Diego Fernando Álvarez and María Paula Álvarez - Mangle

Magnan Metz, New York

The exhibition Sinergia/Synergy at Magnan Metz Gallery, New York features a selection of hyper-real sculptural objects crafted by Colombian artists Diego Fernando Álvarez and Maria Paula Álvarez collectively known as Mangle. As a reference to the mangrove plant, the name Mangle aptly conveys the organic curving forms of many of the duo’s wooden sculptural designs.

By Claire Breukel
Diego Fernando Álvarez and María Paula Álvarez - Mangle

Sinergia/Synergy comprises individual sculptures that transition from naturalistic furniture to modeled technological objects. Although their real-life functions vary, these objects are brought together as a cohesive installation by their common materiality and wood-aesthetic. This provides insight into Mangle’s creative practice that purposefully traverses the spaces between concepts of nature and advancement, fine art and design, carpentry and sculpture with an almost surrealist precision. Conexión 3 (2013) and Lámpara 2, (2013), are accurate fabrications of a power cable and a lamp placed as one might find them in a home or a studio. Yet, these ordinarily functional objects are rendered useless in their current state as wooden renditions. A bench, Caleidoscopio, (2010), is situated in the gallery as one might find seating in a museum; however its undulating shape and clean lines defy the ordinary, making it appear too precious to sit on. Sledgehammer (2013), gives the impression of a conventional hammer balancing on its metal top, until one’s eye follows its cedar-wood handle when midway it begins to split, forming a fan of wood splayed like a dried dying branch.

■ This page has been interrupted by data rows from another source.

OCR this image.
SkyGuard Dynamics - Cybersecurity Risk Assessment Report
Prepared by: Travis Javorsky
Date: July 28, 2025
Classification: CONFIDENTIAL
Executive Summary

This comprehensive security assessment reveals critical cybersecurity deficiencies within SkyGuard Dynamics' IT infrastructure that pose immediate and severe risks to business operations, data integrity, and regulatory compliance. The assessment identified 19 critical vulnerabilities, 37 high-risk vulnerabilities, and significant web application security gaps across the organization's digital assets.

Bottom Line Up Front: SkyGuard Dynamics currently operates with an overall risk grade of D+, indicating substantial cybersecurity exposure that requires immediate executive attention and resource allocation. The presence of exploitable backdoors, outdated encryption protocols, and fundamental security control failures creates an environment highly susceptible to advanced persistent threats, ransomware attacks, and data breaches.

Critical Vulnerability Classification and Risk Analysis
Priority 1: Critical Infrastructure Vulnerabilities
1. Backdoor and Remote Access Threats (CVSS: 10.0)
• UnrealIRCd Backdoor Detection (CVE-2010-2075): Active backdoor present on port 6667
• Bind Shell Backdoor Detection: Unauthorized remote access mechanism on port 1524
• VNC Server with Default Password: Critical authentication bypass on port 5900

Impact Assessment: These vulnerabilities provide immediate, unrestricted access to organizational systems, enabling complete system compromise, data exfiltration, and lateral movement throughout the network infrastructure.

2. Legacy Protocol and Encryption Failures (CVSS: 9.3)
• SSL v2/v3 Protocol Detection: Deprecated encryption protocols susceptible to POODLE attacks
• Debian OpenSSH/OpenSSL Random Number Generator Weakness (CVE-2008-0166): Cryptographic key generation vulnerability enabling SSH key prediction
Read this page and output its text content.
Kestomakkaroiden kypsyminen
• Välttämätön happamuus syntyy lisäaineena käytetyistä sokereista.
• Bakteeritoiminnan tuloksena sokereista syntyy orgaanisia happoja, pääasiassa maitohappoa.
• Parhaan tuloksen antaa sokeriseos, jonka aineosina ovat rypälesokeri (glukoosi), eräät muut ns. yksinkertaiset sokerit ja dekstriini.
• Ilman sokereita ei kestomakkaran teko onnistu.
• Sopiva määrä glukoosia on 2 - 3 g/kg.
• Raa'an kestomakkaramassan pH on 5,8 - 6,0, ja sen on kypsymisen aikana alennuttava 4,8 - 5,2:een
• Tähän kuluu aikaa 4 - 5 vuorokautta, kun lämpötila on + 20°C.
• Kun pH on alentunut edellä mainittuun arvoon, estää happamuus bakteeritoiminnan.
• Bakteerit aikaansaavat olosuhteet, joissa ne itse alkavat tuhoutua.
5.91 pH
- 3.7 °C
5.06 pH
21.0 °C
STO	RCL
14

Although their creations are meticulous, Mangle do not aspire to create exact assimilations of these objects—a knotted hammer, a wood-colored plug— which offer a subtle departure from everyday life that situates the viewer within their constructed environment. This is aided by the consistent use of raw brown wood that unites the functionless and the functional as a synergistic installation. Wood carries with it a history—once a living tree— and is a reminder that each object is part of a grander cycle of life.

The precise, clean forms of Sinergia/Synergy are refreshingly unencumbered and unpretentious, allowing the objects to be appreciated as beautiful. Through subtle mimicry and materiality, Mangle also ensures their exhibition is both witty and seductive.